Another important option is the regularization item. Regularization items are introduced to reduce the complexity of the model, improve generalization ability, and avoid overfitting. When the data dimension is very high/the sample is not many, the model parameters are many, the model is easy to become very complex, on the surface, although it is very good to pass all the sample points, but actually there are many overfitting, at this time by introducing L1/L2 regularization items to solve.
In General, the L1 is the 1 norm, the sum of the absolute value, and the L2 is the 2 norm, which is the usual meaning of the modulus. L1 tend to produce a small number of features, while others are 0, that is, to achieve so-called sparse, and L2 will choose more features that will be close to 0.
for the choice of Solver, the author's suggestion is that linear SVM is generally recommended, its training speed is fast and the effect is close to LR; L2 regularization is generally recommended , L1 accuracy is relatively low and training speed is slower, Unless you want a sparse model (individual note: When the number of features is very large, the sparse model is helpful for reducing the amount of online prediction calculations). 1.3 Primal or dual?
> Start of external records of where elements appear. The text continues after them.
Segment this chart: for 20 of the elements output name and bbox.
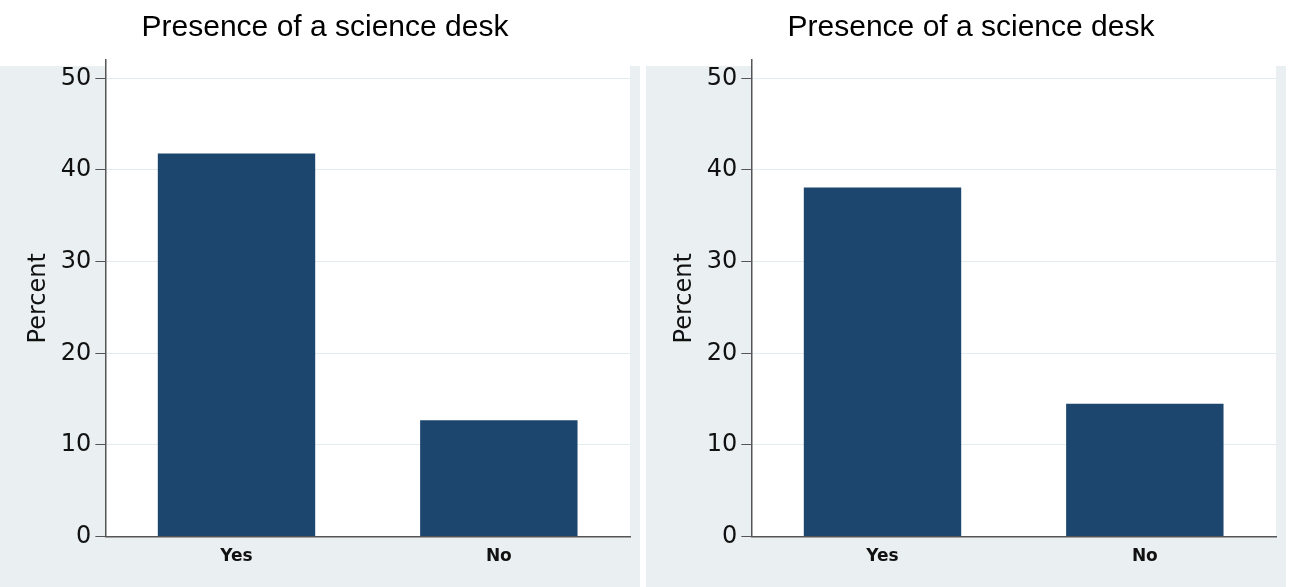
- y-axis-title: Percent: [668, 253, 697, 344]
- y-tick-label: 10: [706, 429, 738, 458]
- y-tick-label: 40: [706, 154, 738, 183]
- y-tick-label: 50: [60, 62, 92, 91]
- y-tick-label: 40: [60, 154, 92, 183]
- x-tick-label: No: [485, 545, 512, 566]
- y-tick-label: 10: [60, 429, 92, 458]
- y-tick-label: 50: [706, 62, 738, 91]
- x-tick-label: No: [1131, 545, 1158, 566]
- x-tick-label: Yes: [219, 545, 253, 566]
- y-tick-label: 20: [706, 337, 738, 366]
- y-tick-label: 0: [76, 520, 92, 549]
- chart-title: Presence of a science desk: [141, 9, 510, 43]
- y-axis-title: Percent: [22, 253, 51, 344]
- y-tick-label: 0: [722, 520, 738, 549]
- y-tick-label: 30: [706, 245, 738, 274]
- y-tick-label: 30: [60, 245, 92, 274]
- y-tick-label: 20: [60, 337, 92, 366]
- x-tick-label: Yes: [865, 545, 899, 566]
- chart-title: Presence of a science desk: [787, 9, 1156, 43]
Primal and dual respectively correspond to the solution of the original problem and duality problem, which has no effect on the result , but the duality problem may be slow. The author has the following suggestions: for L2 regular-SVM, you can first try to solve with dual, if very slow, then the primal solution.
Another reference on the Web is: for a small sample size, but particularly high-dimensional scenes, such as text classification, more suitable for dual problem solving; Conversely, when the number of samples is very large, and the feature dimension is not high, if solve duality problem, because the kernel matrix is too big, the solution is not convenient. Instead, it is easier to solve the original problem. 1.4 Whether the training data should be normalized
For this reason, the authors suggest that, in their application of document classification, normalization not only greatly reduces training time, but also makes training more effective, so we choose to normalization the training data . At the same time in practice, normalization allows us to directly compare the weight of the formulas of each feature, and to see intuitively which features are more important.
2. Liblinear and Fm/xgboost actual effect comparison record
In this round of transformation, the main actual attempt to liblinear the effects of the various models, but also the industry commonly used fm/xgboost for comparison test, the following list for reference.
Note: Because Liblinear is still a single-machine training, limited by memory, can not load full-scale data training, so the subsequent training data on how much (1/120->1/4->1/2) also have a special experiment;
5, Xgboost Effect Summary
The full name of Xgboost is extreme Gradient boosting, which is a C + + implementation of Gradientboosting machine, the author of the University of Washington, the Institute of Computer Learning Daniel Chen Tianchi . Traditional GBDT with cart as the base classifier, Xgboost also supports the linear classifier, it can automatically use the multi-threaded CPU to parallel, while improving the accuracy of the algorithm, in the Kaggle and other data competition platform community visibility is high.
In the test, Xgboost did show strength, with only the default parameter configuration and 1/120 small data volumes (about 2 million samples), It reached 0.8406 of the AUC, which exceeded all liblinear effects, and was not currently used directly by the xgboost, and further follow-up by colleagues.